The U.S. military has deployed a small cell of military personnel to Somalia for the first time since 18 Americans were killed in the failed “Black Hawk Down” operation in 1993.
The group of trainers and advisers has been stationed in the nation’s capital of Mogadishu since last fall, U.S. military officials confirmed to The Washington Post.
The cell, believed fewer than five people, has reportedly been placed in Somalia to coordinate operations with African troops to help wrest control of the country from the Al Shabab militia – a group that has professed loyalty to Al Qaeda.
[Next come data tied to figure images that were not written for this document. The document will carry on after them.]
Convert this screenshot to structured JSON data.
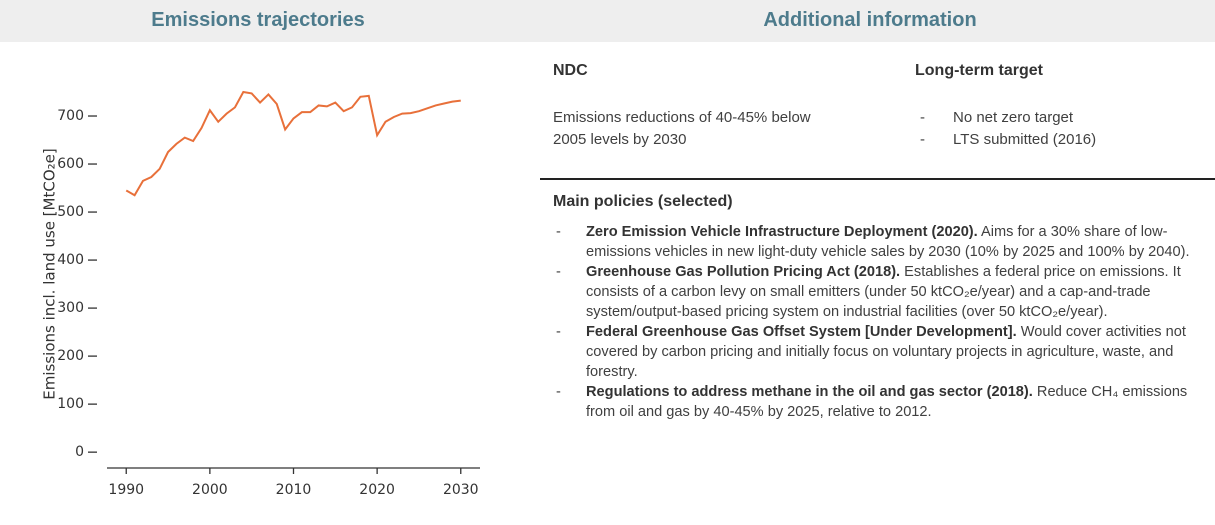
{
  "left": {
    "header": "Emissions trajectories"
  },
  "chart_data": {
    "type": "line",
    "ylabel": "Emissions incl. land use [MtCO₂e]",
    "x": [
      1990,
      1991,
      1992,
      1993,
      1994,
      1995,
      1996,
      1997,
      1998,
      1999,
      2000,
      2001,
      2002,
      2003,
      2004,
      2005,
      2006,
      2007,
      2008,
      2009,
      2010,
      2011,
      2012,
      2013,
      2014,
      2015,
      2016,
      2017,
      2018,
      2019,
      2020,
      2021,
      2022,
      2023,
      2024,
      2025,
      2026,
      2027,
      2028,
      2029,
      2030
    ],
    "values": [
      545,
      535,
      565,
      573,
      590,
      625,
      642,
      655,
      648,
      675,
      712,
      688,
      705,
      718,
      750,
      747,
      728,
      745,
      725,
      672,
      695,
      708,
      708,
      722,
      720,
      728,
      710,
      718,
      740,
      742,
      660,
      688,
      698,
      705,
      706,
      710,
      716,
      722,
      726,
      730,
      732
    ],
    "color": "#e8703a",
    "xlim": [
      1987.7,
      2032.3
    ],
    "xticks": [
      1990,
      2000,
      2010,
      2020,
      2030
    ],
    "ylim": [
      -33,
      775
    ],
    "yticks": [
      0,
      100,
      200,
      300,
      400,
      500,
      600,
      700
    ],
    "grid": false
  },
  "right": {
    "header": "Additional information",
    "ndc": {
      "title": "NDC",
      "text": [
        "Emissions reductions of 40-45% below",
        "2005 levels by 2030"
      ]
    },
    "long_term": {
      "title": "Long-term target",
      "items": [
        "No net zero target",
        "LTS submitted (2016)"
      ]
    },
    "policies": {
      "title": "Main policies (selected)",
      "items": [
        {
          "title": "Zero Emission Vehicle Infrastructure Deployment (2020).",
          "text": "Aims for a 30% share of low-emissions vehicles in new light-duty vehicle sales by 2030 (10% by 2025 and 100% by 2040)."
        },
        {
          "title": "Greenhouse Gas Pollution Pricing Act (2018).",
          "text": "Establishes a federal price on emissions. It consists of a carbon levy on small emitters (under 50 ktCO₂e/year) and a cap-and-trade system/output-based pricing system on industrial facilities (over 50 ktCO₂e/year)."
        },
        {
          "title": "Federal Greenhouse Gas Offset System [Under Development].",
          "text": "Would cover activities not covered by carbon pricing and initially focus on voluntary projects in agriculture, waste, and forestry."
        },
        {
          "title": "Regulations to address methane in the oil and gas sector (2018).",
          "text": "Reduce CH₄ emissions from oil and gas by 40-45% by 2025, relative to 2012."
        }
      ]
    }
  }
}
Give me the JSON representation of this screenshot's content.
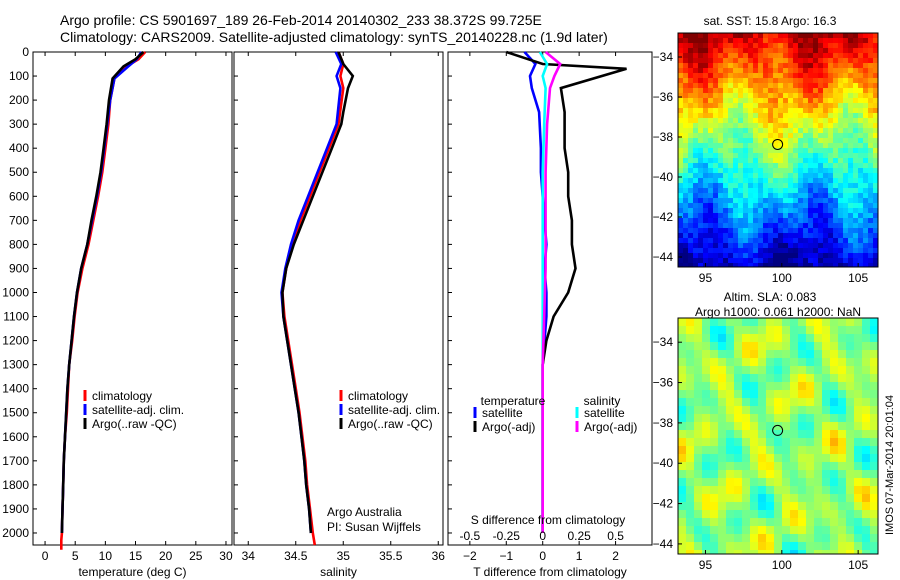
{
  "header": {
    "line1": "Argo profile: CS 5901697_189 26-Feb-2014 20140302_233 38.372S 99.725E",
    "line2": "Climatology: CARS2009. Satellite-adjusted climatology: synTS_20140228.nc (1.9d later)"
  },
  "colors": {
    "climatology": "#ff0000",
    "satellite": "#0000ff",
    "argo": "#000000",
    "sal_satellite": "#00ffff",
    "sal_argo": "#ff00ff"
  },
  "chart_data": [
    {
      "type": "line",
      "id": "temperature",
      "xlabel": "temperature (deg C)",
      "ylabel": "",
      "xlim": [
        -2,
        31
      ],
      "ylim": [
        0,
        2050
      ],
      "y_reversed": true,
      "xticks": [
        0,
        5,
        10,
        15,
        20,
        25,
        30
      ],
      "yticks": [
        0,
        100,
        200,
        300,
        400,
        500,
        600,
        700,
        800,
        900,
        1000,
        1100,
        1200,
        1300,
        1400,
        1500,
        1600,
        1700,
        1800,
        1900,
        2000
      ],
      "legend": [
        "climatology",
        "satellite-adj. clim.",
        "Argo(..raw -QC)"
      ],
      "series": [
        {
          "name": "climatology",
          "color": "climatology",
          "x": [
            16.6,
            15.5,
            13.5,
            11.5,
            10.8,
            10.5,
            10.0,
            9.5,
            8.8,
            8.0,
            7.2,
            6.2,
            5.4,
            4.9,
            4.5,
            4.0,
            3.8,
            3.6,
            3.3,
            3.1,
            3.0,
            2.9,
            2.8,
            2.7,
            2.7
          ],
          "y": [
            0,
            30,
            60,
            110,
            200,
            300,
            400,
            500,
            600,
            700,
            800,
            900,
            1000,
            1100,
            1200,
            1300,
            1400,
            1500,
            1600,
            1700,
            1800,
            1900,
            2000,
            2030,
            2070
          ]
        },
        {
          "name": "satellite-adj. clim.",
          "color": "satellite",
          "x": [
            16.0,
            15.2,
            13.8,
            11.5,
            10.8,
            10.3,
            9.8,
            9.3,
            8.6,
            7.8,
            7.0,
            6.0,
            5.3,
            4.8,
            4.4,
            4.0,
            3.7,
            3.5,
            3.3,
            3.1,
            3.0,
            2.9,
            2.8
          ],
          "y": [
            0,
            30,
            60,
            110,
            200,
            300,
            400,
            500,
            600,
            700,
            800,
            900,
            1000,
            1100,
            1200,
            1300,
            1400,
            1500,
            1600,
            1700,
            1800,
            1900,
            2000
          ]
        },
        {
          "name": "Argo(..raw -QC)",
          "color": "argo",
          "x": [
            16.3,
            15.0,
            13.0,
            11.2,
            10.6,
            10.2,
            9.7,
            9.2,
            8.5,
            7.7,
            7.0,
            6.0,
            5.3,
            4.8,
            4.4,
            4.0,
            3.7,
            3.5,
            3.3,
            3.1,
            3.0,
            2.9,
            2.8
          ],
          "y": [
            0,
            30,
            60,
            110,
            200,
            300,
            400,
            500,
            600,
            700,
            800,
            900,
            1000,
            1100,
            1200,
            1300,
            1400,
            1500,
            1600,
            1700,
            1800,
            1900,
            2000
          ]
        }
      ]
    },
    {
      "type": "line",
      "id": "salinity",
      "xlabel": "salinity",
      "ylabel": "",
      "xlim": [
        33.85,
        36.05
      ],
      "ylim": [
        0,
        2050
      ],
      "y_reversed": true,
      "xticks": [
        34,
        34.5,
        35,
        35.5,
        36
      ],
      "xticklabels": [
        "34",
        "34.5",
        "35",
        "35.5",
        "36"
      ],
      "legend": [
        "climatology",
        "satellite-adj. clim.",
        "Argo(..raw -QC)"
      ],
      "annotation": [
        "Argo Australia",
        "PI: Susan Wijffels"
      ],
      "series": [
        {
          "name": "climatology",
          "color": "climatology",
          "x": [
            34.95,
            35.0,
            34.97,
            35.0,
            34.95,
            34.85,
            34.75,
            34.65,
            34.55,
            34.46,
            34.4,
            34.36,
            34.38,
            34.42,
            34.46,
            34.5,
            34.54,
            34.57,
            34.6,
            34.62,
            34.65,
            34.68,
            34.7
          ],
          "y": [
            0,
            50,
            100,
            150,
            300,
            400,
            500,
            600,
            700,
            800,
            900,
            1000,
            1100,
            1200,
            1300,
            1400,
            1500,
            1600,
            1700,
            1800,
            1900,
            2000,
            2050
          ]
        },
        {
          "name": "satellite-adj. clim.",
          "color": "satellite",
          "x": [
            34.92,
            34.98,
            34.93,
            34.97,
            34.93,
            34.83,
            34.73,
            34.63,
            34.53,
            34.45,
            34.39,
            34.35,
            34.37,
            34.41,
            34.45,
            34.49,
            34.53,
            34.56,
            34.59,
            34.61,
            34.64,
            34.66
          ],
          "y": [
            0,
            50,
            100,
            150,
            300,
            400,
            500,
            600,
            700,
            800,
            900,
            1000,
            1100,
            1200,
            1300,
            1400,
            1500,
            1600,
            1700,
            1800,
            1900,
            2000
          ]
        },
        {
          "name": "Argo(..raw -QC)",
          "color": "argo",
          "x": [
            34.95,
            35.0,
            35.1,
            35.05,
            35.0,
            34.98,
            34.88,
            34.78,
            34.68,
            34.58,
            34.48,
            34.4,
            34.36,
            34.37,
            34.41,
            34.45,
            34.49,
            34.53,
            34.56,
            34.59,
            34.61,
            34.64,
            34.66
          ],
          "y": [
            0,
            50,
            100,
            150,
            250,
            300,
            400,
            500,
            600,
            700,
            800,
            900,
            1000,
            1100,
            1200,
            1300,
            1400,
            1500,
            1600,
            1700,
            1800,
            1900,
            2000
          ]
        }
      ]
    },
    {
      "type": "line",
      "id": "differences",
      "xlabel": "T difference from climatology",
      "x2label": "S difference from climatology",
      "xlim": [
        -2.6,
        3.0
      ],
      "ylim": [
        0,
        2050
      ],
      "y_reversed": true,
      "xticks": [
        -2,
        -1,
        0,
        1,
        2
      ],
      "x2ticklabels": [
        "-0.5",
        "-0.25",
        "0",
        "0.25",
        "0.5"
      ],
      "legend_titles": [
        "temperature",
        "salinity"
      ],
      "legend": [
        "satellite",
        "Argo(-adj)",
        "satellite",
        "Argo(-adj)"
      ],
      "series": [
        {
          "name": "satellite",
          "group": "temperature",
          "color": "satellite",
          "x": [
            -0.5,
            -0.2,
            -0.35,
            -0.3,
            -0.1,
            -0.05,
            -0.05,
            0.0,
            0.05,
            0.1,
            0.05,
            0.1,
            0.1,
            0.05,
            0.0,
            0.0,
            0.0,
            0.0,
            0.0,
            0.0,
            0.0,
            0.0
          ],
          "y": [
            0,
            50,
            100,
            150,
            250,
            400,
            500,
            600,
            700,
            800,
            900,
            1000,
            1100,
            1200,
            1300,
            1400,
            1500,
            1600,
            1700,
            1800,
            1900,
            2000
          ]
        },
        {
          "name": "Argo(-adj)",
          "group": "temperature",
          "color": "argo",
          "x": [
            -1.0,
            0.0,
            2.3,
            0.5,
            0.6,
            0.6,
            0.7,
            0.7,
            0.8,
            0.8,
            0.9,
            0.7,
            0.3,
            0.1,
            0.0,
            0.0,
            0.0,
            0.0,
            0.0,
            0.0,
            0.0,
            0.0
          ],
          "y": [
            0,
            50,
            70,
            150,
            250,
            400,
            500,
            600,
            700,
            800,
            900,
            1000,
            1100,
            1200,
            1300,
            1400,
            1500,
            1600,
            1700,
            1800,
            1900,
            2000
          ]
        },
        {
          "name": "satellite",
          "group": "salinity",
          "color": "sal_satellite",
          "x": [
            -0.02,
            0.03,
            0.0,
            0.02,
            0.01,
            0.0,
            0.0,
            0.0,
            0.0,
            0.0,
            0.0,
            0.0,
            0.0
          ],
          "x_scale": "salinity",
          "y": [
            0,
            50,
            100,
            150,
            300,
            500,
            700,
            900,
            1100,
            1300,
            1500,
            1800,
            2000
          ]
        },
        {
          "name": "Argo(-adj)",
          "group": "salinity",
          "color": "sal_argo",
          "x": [
            0.02,
            0.12,
            0.08,
            0.05,
            0.03,
            0.02,
            0.02,
            0.02,
            0.01,
            0.0,
            0.0,
            0.0
          ],
          "x_scale": "salinity",
          "y": [
            0,
            50,
            100,
            150,
            300,
            500,
            700,
            900,
            1100,
            1300,
            1500,
            2000
          ]
        }
      ]
    },
    {
      "type": "heatmap",
      "id": "sst-map",
      "title": "sat. SST: 15.8  Argo: 16.3",
      "xticks": [
        95,
        100,
        105
      ],
      "yticks": [
        -34,
        -36,
        -38,
        -40,
        -42,
        -44
      ],
      "xlim": [
        93.2,
        106.3
      ],
      "ylim": [
        -44.5,
        -32.8
      ],
      "marker": {
        "lon": 99.725,
        "lat": -38.372
      }
    },
    {
      "type": "heatmap",
      "id": "sla-map",
      "title": "Altim. SLA: 0.083",
      "subtitle": "Argo h1000: 0.061 h2000: NaN",
      "xticks": [
        95,
        100,
        105
      ],
      "yticks": [
        -34,
        -36,
        -38,
        -40,
        -42,
        -44
      ],
      "xlim": [
        93.2,
        106.3
      ],
      "ylim": [
        -44.5,
        -32.8
      ],
      "marker": {
        "lon": 99.725,
        "lat": -38.372
      }
    }
  ],
  "side_label": "IMOS 07-Mar-2014 20:01:04"
}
"The U.S. has established a military coordination cell in Somalia to provide planning and advisory support to the African Union Mission in Somalia (AMISOM) and Somali security forces to increase their capabilities and promote peace and security throughout Somalia and the region,” AFRICOM spokesman and Army Colonel Tom Davis, said in a statement Friday. “The MCC was established in October and is now fully operational .”
The move marks a growing trend of ever-increasing involvement in Somalia by the Obama administration, with increased surveillance and air strikes from U.S. drones, as well as occasional Elite Special Operations missions.
Al Shabab, which means “the youth” in Arabic, has been fighting for several years against Somalia’s Western-backed leaders. Its leaders announced a merger with Al Qaeda two years ago.